Essex Property Trust
Contrary to popular belief, the Fed's decision to hike interest rates last month wasn't a death-blow to yield-centric stocks like real estate investment trusts. Case in point: Essex Property Trust (ESS - Get Report) , a $15 billion housing REIT that's actually up 7.1% on a total returns basis since Janet Yellen and company announced the hike.
This REIT looks well-positioned to keep on outperforming in 2017, an observation that comes from its best-in-class positioning.
Essex Property Trust is a residential REIT that owns more than 59,240 units spread across 243 properties. Because it's a residential REIT, Essex has some differences vs. a conventional commercial REIT. For instance, housing landlords don't lease units on the long-term triple-net bases that are common in the industry. Instead, the firm's units are generally leased on an annual basis in locales that tend to have tenant-friendly housing laws. Despite that, demographics make Essex's portfolio particularly attractive in the expensive West Coast real estate markets where the firm operates. Strong demand in places like coastal California and Seattle have kept occupancy rates high as homebuyers remain priced out of the market or reluctant to take on the risk of home ownership in extremely hot markets.
Essex currently pays a 2.7% yield. And while the firm's residential focus means it has less available cash to pass on to investors, that relatively smaller yield has helped shares survive the current market environment better than most of its peers. The buyers are still squarely in control of the price action in Essex.
Norwegian Cruise Line Holdings
Last on our list of Rocket Stocks for this week is Norwegian Cruise Line Holdings (NCLH - Get Report) . Since bottoming back at the end of the summer, the entire cruise industry has been looking attractive -- and Norwegian's positioning as the No. 3 player in the industry comes with some notable advantages in the year ahead.
Norwegian operates a fleet of 24 ships under the Norwegian, Oceania, and Regent Seven Seas banners, sailing to more than 510 vacation destinations around the world.
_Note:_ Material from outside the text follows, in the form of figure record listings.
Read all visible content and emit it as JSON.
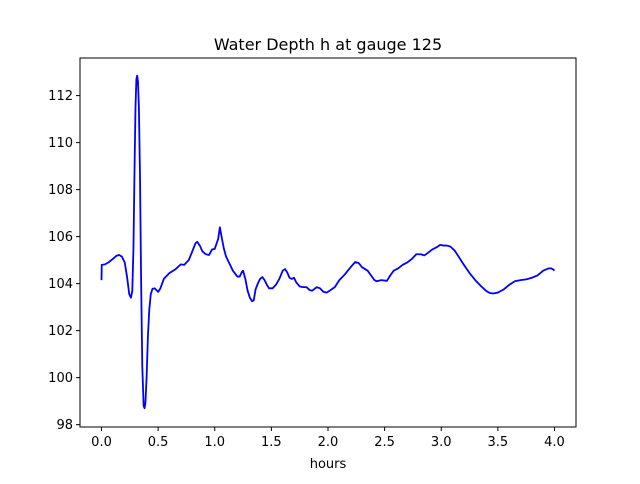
{
  "chart_data": {
    "type": "line",
    "title": "Water Depth h at gauge 125",
    "xlabel": "hours",
    "ylabel": "",
    "xlim": [
      -0.19,
      4.19
    ],
    "ylim": [
      97.9,
      113.6
    ],
    "x_ticks": [
      0.0,
      0.5,
      1.0,
      1.5,
      2.0,
      2.5,
      3.0,
      3.5,
      4.0
    ],
    "x_tick_labels": [
      "0.0",
      "0.5",
      "1.0",
      "1.5",
      "2.0",
      "2.5",
      "3.0",
      "3.5",
      "4.0"
    ],
    "y_ticks": [
      98,
      100,
      102,
      104,
      106,
      108,
      110,
      112
    ],
    "y_tick_labels": [
      "98",
      "100",
      "102",
      "104",
      "106",
      "108",
      "110",
      "112"
    ],
    "grid": false,
    "legend": "none",
    "colors": {
      "line": "#0000ff",
      "axes": "#000000",
      "background": "#ffffff"
    },
    "series": [
      {
        "points": [
          [
            0.0,
            104.15
          ],
          [
            0.002,
            104.8
          ],
          [
            0.03,
            104.82
          ],
          [
            0.06,
            104.9
          ],
          [
            0.1,
            105.05
          ],
          [
            0.13,
            105.18
          ],
          [
            0.155,
            105.22
          ],
          [
            0.18,
            105.15
          ],
          [
            0.205,
            104.9
          ],
          [
            0.225,
            104.3
          ],
          [
            0.245,
            103.55
          ],
          [
            0.26,
            103.4
          ],
          [
            0.272,
            103.7
          ],
          [
            0.282,
            105.5
          ],
          [
            0.292,
            109.0
          ],
          [
            0.3,
            111.5
          ],
          [
            0.308,
            112.7
          ],
          [
            0.315,
            112.85
          ],
          [
            0.322,
            112.6
          ],
          [
            0.33,
            111.5
          ],
          [
            0.34,
            108.5
          ],
          [
            0.35,
            104.0
          ],
          [
            0.36,
            100.5
          ],
          [
            0.372,
            98.8
          ],
          [
            0.38,
            98.7
          ],
          [
            0.388,
            98.95
          ],
          [
            0.398,
            100.0
          ],
          [
            0.41,
            101.8
          ],
          [
            0.422,
            102.9
          ],
          [
            0.435,
            103.55
          ],
          [
            0.45,
            103.78
          ],
          [
            0.47,
            103.8
          ],
          [
            0.5,
            103.65
          ],
          [
            0.52,
            103.8
          ],
          [
            0.55,
            104.2
          ],
          [
            0.6,
            104.45
          ],
          [
            0.65,
            104.6
          ],
          [
            0.7,
            104.82
          ],
          [
            0.73,
            104.8
          ],
          [
            0.77,
            105.0
          ],
          [
            0.8,
            105.35
          ],
          [
            0.83,
            105.72
          ],
          [
            0.845,
            105.78
          ],
          [
            0.87,
            105.6
          ],
          [
            0.89,
            105.38
          ],
          [
            0.92,
            105.25
          ],
          [
            0.95,
            105.22
          ],
          [
            0.975,
            105.45
          ],
          [
            1.0,
            105.48
          ],
          [
            1.03,
            105.9
          ],
          [
            1.045,
            106.4
          ],
          [
            1.06,
            106.0
          ],
          [
            1.08,
            105.5
          ],
          [
            1.1,
            105.15
          ],
          [
            1.13,
            104.85
          ],
          [
            1.16,
            104.55
          ],
          [
            1.2,
            104.3
          ],
          [
            1.22,
            104.3
          ],
          [
            1.24,
            104.5
          ],
          [
            1.25,
            104.55
          ],
          [
            1.27,
            104.2
          ],
          [
            1.29,
            103.7
          ],
          [
            1.31,
            103.4
          ],
          [
            1.33,
            103.25
          ],
          [
            1.345,
            103.3
          ],
          [
            1.36,
            103.75
          ],
          [
            1.38,
            104.0
          ],
          [
            1.4,
            104.2
          ],
          [
            1.42,
            104.28
          ],
          [
            1.44,
            104.15
          ],
          [
            1.46,
            103.95
          ],
          [
            1.48,
            103.8
          ],
          [
            1.51,
            103.8
          ],
          [
            1.54,
            103.95
          ],
          [
            1.57,
            104.2
          ],
          [
            1.6,
            104.55
          ],
          [
            1.62,
            104.62
          ],
          [
            1.64,
            104.48
          ],
          [
            1.66,
            104.25
          ],
          [
            1.68,
            104.2
          ],
          [
            1.7,
            104.25
          ],
          [
            1.72,
            104.05
          ],
          [
            1.75,
            103.88
          ],
          [
            1.78,
            103.85
          ],
          [
            1.81,
            103.85
          ],
          [
            1.84,
            103.72
          ],
          [
            1.86,
            103.7
          ],
          [
            1.9,
            103.85
          ],
          [
            1.93,
            103.8
          ],
          [
            1.96,
            103.65
          ],
          [
            1.99,
            103.62
          ],
          [
            2.03,
            103.75
          ],
          [
            2.06,
            103.85
          ],
          [
            2.1,
            104.15
          ],
          [
            2.15,
            104.4
          ],
          [
            2.2,
            104.7
          ],
          [
            2.24,
            104.92
          ],
          [
            2.27,
            104.88
          ],
          [
            2.3,
            104.7
          ],
          [
            2.35,
            104.55
          ],
          [
            2.38,
            104.35
          ],
          [
            2.41,
            104.15
          ],
          [
            2.43,
            104.1
          ],
          [
            2.47,
            104.15
          ],
          [
            2.52,
            104.12
          ],
          [
            2.55,
            104.35
          ],
          [
            2.58,
            104.55
          ],
          [
            2.62,
            104.65
          ],
          [
            2.66,
            104.8
          ],
          [
            2.7,
            104.9
          ],
          [
            2.74,
            105.05
          ],
          [
            2.78,
            105.25
          ],
          [
            2.82,
            105.25
          ],
          [
            2.85,
            105.2
          ],
          [
            2.88,
            105.3
          ],
          [
            2.92,
            105.45
          ],
          [
            2.96,
            105.55
          ],
          [
            2.99,
            105.65
          ],
          [
            3.02,
            105.62
          ],
          [
            3.05,
            105.62
          ],
          [
            3.08,
            105.58
          ],
          [
            3.12,
            105.4
          ],
          [
            3.16,
            105.1
          ],
          [
            3.2,
            104.8
          ],
          [
            3.25,
            104.45
          ],
          [
            3.3,
            104.15
          ],
          [
            3.35,
            103.9
          ],
          [
            3.4,
            103.68
          ],
          [
            3.43,
            103.6
          ],
          [
            3.46,
            103.58
          ],
          [
            3.5,
            103.62
          ],
          [
            3.55,
            103.75
          ],
          [
            3.6,
            103.95
          ],
          [
            3.65,
            104.1
          ],
          [
            3.7,
            104.15
          ],
          [
            3.75,
            104.18
          ],
          [
            3.8,
            104.25
          ],
          [
            3.85,
            104.35
          ],
          [
            3.9,
            104.55
          ],
          [
            3.95,
            104.65
          ],
          [
            3.97,
            104.65
          ],
          [
            3.99,
            104.6
          ],
          [
            4.0,
            104.55
          ]
        ]
      }
    ]
  }
}
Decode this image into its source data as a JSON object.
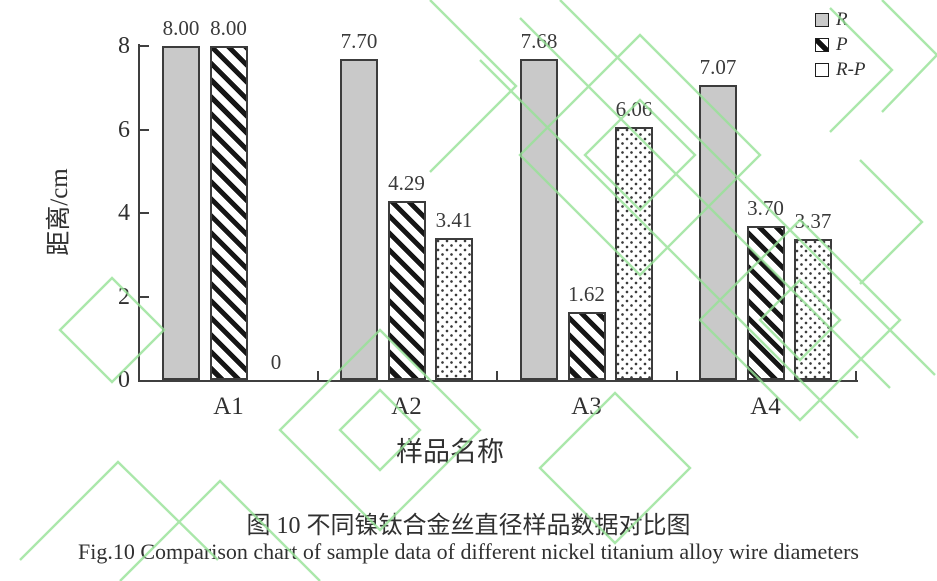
{
  "figure": {
    "caption_cn": "图 10  不同镍钛合金丝直径样品数据对比图",
    "caption_en": "Fig.10 Comparison chart of sample data of different nickel titanium alloy wire diameters"
  },
  "chart_data": {
    "type": "bar",
    "categories": [
      "A1",
      "A2",
      "A3",
      "A4"
    ],
    "series": [
      {
        "name": "R",
        "style": "gray",
        "values": [
          8.0,
          7.7,
          7.68,
          7.07
        ],
        "labels": [
          "8.00",
          "7.70",
          "7.68",
          "7.07"
        ]
      },
      {
        "name": "P",
        "style": "hatch",
        "values": [
          8.0,
          4.29,
          1.62,
          3.7
        ],
        "labels": [
          "8.00",
          "4.29",
          "1.62",
          "3.70"
        ]
      },
      {
        "name": "R-P",
        "style": "dots",
        "values": [
          0,
          3.41,
          6.06,
          3.37
        ],
        "labels": [
          "0",
          "3.41",
          "6.06",
          "3.37"
        ]
      }
    ],
    "xlabel": "样品名称",
    "ylabel": "距离/cm",
    "ylim": [
      0,
      8
    ],
    "yticks": [
      0,
      2,
      4,
      6,
      8
    ],
    "legend_position": "top-right",
    "grid": false
  },
  "colors": {
    "watermark_green": "#96e296",
    "bar_gray": "#c9c9c9",
    "bar_border": "#3c3c3c",
    "axis": "#3f3f3f",
    "text": "#303030"
  }
}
But while the firm's 40,000 berths make it much smaller than its other publicly traded peers, the firm is growing faster than the rest thanks to four new ships on order with delivery by 2020. Likewise, Norwegian is following its bigger rivals into growth territory by reentering the Asian cruise market after a decade and a half absence.
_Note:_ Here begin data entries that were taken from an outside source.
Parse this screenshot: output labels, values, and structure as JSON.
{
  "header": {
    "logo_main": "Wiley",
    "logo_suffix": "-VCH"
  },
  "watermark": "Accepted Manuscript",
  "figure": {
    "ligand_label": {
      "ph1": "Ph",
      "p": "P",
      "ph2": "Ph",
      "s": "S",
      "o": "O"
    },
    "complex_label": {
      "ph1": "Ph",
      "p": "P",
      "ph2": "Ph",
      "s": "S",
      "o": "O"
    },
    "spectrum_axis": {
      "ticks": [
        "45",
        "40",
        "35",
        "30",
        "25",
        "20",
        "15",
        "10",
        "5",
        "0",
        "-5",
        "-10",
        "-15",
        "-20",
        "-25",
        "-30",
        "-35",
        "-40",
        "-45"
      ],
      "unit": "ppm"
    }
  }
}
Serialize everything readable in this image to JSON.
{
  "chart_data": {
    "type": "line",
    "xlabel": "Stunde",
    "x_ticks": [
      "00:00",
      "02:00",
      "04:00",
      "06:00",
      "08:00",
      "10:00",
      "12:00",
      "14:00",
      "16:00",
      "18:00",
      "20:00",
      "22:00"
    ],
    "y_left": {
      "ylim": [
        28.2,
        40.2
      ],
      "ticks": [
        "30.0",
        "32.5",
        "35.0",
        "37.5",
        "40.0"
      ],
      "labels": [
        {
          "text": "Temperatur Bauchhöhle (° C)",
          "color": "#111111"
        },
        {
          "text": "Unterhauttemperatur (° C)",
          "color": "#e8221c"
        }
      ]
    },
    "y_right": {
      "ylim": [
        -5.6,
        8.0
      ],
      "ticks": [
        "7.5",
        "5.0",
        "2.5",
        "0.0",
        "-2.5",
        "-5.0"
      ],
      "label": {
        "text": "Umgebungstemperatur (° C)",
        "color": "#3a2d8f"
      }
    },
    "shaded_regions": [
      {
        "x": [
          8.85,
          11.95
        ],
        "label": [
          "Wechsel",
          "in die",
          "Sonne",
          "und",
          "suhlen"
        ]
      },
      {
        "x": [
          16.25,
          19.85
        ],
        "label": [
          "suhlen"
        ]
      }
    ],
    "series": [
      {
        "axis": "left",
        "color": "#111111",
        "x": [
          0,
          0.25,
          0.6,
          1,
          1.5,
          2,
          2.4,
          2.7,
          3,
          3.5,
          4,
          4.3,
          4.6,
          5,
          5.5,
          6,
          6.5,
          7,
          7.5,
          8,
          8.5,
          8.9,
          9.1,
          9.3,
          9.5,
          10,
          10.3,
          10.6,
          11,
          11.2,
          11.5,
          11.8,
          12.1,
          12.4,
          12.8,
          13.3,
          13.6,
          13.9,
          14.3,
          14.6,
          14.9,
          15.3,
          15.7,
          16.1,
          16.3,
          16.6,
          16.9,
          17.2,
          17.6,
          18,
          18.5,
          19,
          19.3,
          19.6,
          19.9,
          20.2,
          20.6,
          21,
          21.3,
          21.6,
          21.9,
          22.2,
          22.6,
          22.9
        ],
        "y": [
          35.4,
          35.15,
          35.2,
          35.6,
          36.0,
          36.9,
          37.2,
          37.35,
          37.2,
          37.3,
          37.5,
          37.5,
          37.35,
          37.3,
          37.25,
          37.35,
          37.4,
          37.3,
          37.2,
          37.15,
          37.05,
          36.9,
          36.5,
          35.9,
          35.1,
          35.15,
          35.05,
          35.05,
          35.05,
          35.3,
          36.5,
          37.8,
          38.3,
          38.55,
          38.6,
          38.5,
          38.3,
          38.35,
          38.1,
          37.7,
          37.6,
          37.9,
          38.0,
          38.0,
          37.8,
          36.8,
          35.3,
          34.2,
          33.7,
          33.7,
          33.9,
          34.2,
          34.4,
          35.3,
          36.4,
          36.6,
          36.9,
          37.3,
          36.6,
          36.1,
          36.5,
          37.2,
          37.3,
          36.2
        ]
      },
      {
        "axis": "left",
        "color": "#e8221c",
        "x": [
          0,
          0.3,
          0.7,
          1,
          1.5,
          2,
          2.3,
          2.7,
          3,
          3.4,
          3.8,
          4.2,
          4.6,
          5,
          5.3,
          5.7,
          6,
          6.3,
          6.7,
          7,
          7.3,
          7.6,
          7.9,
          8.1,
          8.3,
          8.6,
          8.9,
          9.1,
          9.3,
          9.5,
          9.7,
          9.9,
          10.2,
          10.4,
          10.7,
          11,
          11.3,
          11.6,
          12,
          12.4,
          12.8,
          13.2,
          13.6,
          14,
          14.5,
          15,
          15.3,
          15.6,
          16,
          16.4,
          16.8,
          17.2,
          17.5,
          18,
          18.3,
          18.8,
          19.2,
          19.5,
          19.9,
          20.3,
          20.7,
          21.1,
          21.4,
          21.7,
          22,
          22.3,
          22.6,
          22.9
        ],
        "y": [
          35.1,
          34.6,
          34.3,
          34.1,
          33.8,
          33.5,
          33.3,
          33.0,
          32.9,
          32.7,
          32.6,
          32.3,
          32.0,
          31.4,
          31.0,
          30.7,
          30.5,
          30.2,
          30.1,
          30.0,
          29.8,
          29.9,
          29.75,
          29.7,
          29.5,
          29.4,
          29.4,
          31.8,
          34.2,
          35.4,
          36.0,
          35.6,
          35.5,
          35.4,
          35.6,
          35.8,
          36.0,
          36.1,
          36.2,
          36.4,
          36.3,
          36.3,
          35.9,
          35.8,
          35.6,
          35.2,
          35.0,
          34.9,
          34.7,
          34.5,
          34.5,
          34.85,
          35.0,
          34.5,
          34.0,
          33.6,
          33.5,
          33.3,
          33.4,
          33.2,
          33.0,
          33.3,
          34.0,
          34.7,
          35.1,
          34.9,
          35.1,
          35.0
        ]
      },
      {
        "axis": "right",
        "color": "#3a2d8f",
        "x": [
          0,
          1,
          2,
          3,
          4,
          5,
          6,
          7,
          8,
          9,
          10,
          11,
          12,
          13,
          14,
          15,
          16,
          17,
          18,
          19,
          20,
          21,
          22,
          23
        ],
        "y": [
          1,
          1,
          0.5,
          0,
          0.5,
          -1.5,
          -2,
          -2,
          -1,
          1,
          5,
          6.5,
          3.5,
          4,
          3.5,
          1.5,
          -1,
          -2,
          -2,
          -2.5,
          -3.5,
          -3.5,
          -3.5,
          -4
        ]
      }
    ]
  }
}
The long-term tailwinds affecting the cruise industry are straightforward. Prolonged low oil prices coupled with an aging baby boomer demographic means that costs remain relatively low at the same time demand in the industry's core customer age group is rising. With a newer fleet and a differentiated product, Norwegian looks well-positioned to achieve growth in the year ahead. In the meantime, analyst sentiment is on the upswing this week, and we're betting on shares.